I was asked by another IS (that is Infantile Spasms abbreviated) mom what Savannah looked like at 3. At 3 we were still in Waco and Mike was finishing at Baylor. We had access to an amazing program there where Savannah worked with a Speech Language Path grad student 1 on 1 for 10 hours a week in a preschool setting. At 3 years old she still spoke in mainly one word sentences that were commands. For example, "eat, go, play, etc." She did have a vocabulary of about 100 words and could identify things pretty well. Her receptive (what she understood) vocab was at normal and always has been. But her expressive was I think about a 1.5 year old's at that point. Physically she needed a lot more PT and OT. At that point I was young and not so savvy yet and was basically placated by the Klaras center who did E.I. in Waco. Not to "dis" the great state of Texas but I did not find it to be great for kids with special needs. I was young enough not to demand more and they were happy to let me live in total ignorance and not try and help me obtain services for which Savannah CERTAINLY qualified for.
One picture is of Savannah on a potty. Well that was an unsuccessful attempt. She was not potty trained until 4 years old. Also she still used a passy at that age. It was not for lack of trying and lazy parenting.
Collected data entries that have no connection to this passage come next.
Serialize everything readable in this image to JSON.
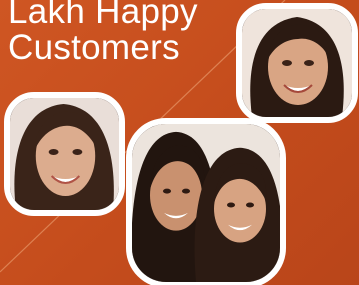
{
  "headline": {
    "line1": "Lakh Happy",
    "line2": "Customers"
  },
  "colors": {
    "background": "#c8501f",
    "frame": "#ffffff",
    "text": "#ffffff"
  },
  "images": [
    "smiling-woman-portrait",
    "smiling-woman-portrait",
    "two-smiling-women-portrait"
  ]
}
She had significant sensory issues that I started to understand with the help of a FANTASTIC occupational therapist I met in California. But at the time I did blame myself for letting her have a passy. She gave it up when she was 5 and maybe that seems crazy to anyone else but she needed it until then. We worked with O.T. and at 5 she dropped it easily like a bad habit. That's how I knew she had needed it all those other times I tried to take it away.
Probably the hardest thing at this age (and it continues to a lesser degree today) was aggression. She had very little speech skills so if she wanted something, she took it, and if she wanted you to pay attention, she hit. She also bit (oral sensory input). To me at age 24-25 I wanted to DIE. My kid was the one that hit and bit. I was mortified. Socially my friends didn't really and couldn't really truly understood how I felt and I think I was a bit of a basket case to be friends with anyway. (Probably still am:) I felt very, very alone at that time. They would be potty training and having a co-op pre-school and developmentally we were no where near that. Their children walked at the zoo where as mine had to be confined to a stroller for fear of running away or just plain going so slow that we could never even get through a side walk much less a zoo! So little things that seem so silly now made me feel very badly about myself as a mother when really I was facing some big challenges and fears that they just hadn't had to yet.
I can post more on this later but I have to get some groceries, shower, vacume and various other Monday types of tasks. Questions, Comments, Leave em here and I will try and answer!

Monday, February 28, 2011


This is my girl over the moon and completely fixated on going through an African savanna (San Diego Wild Animal Kingdom).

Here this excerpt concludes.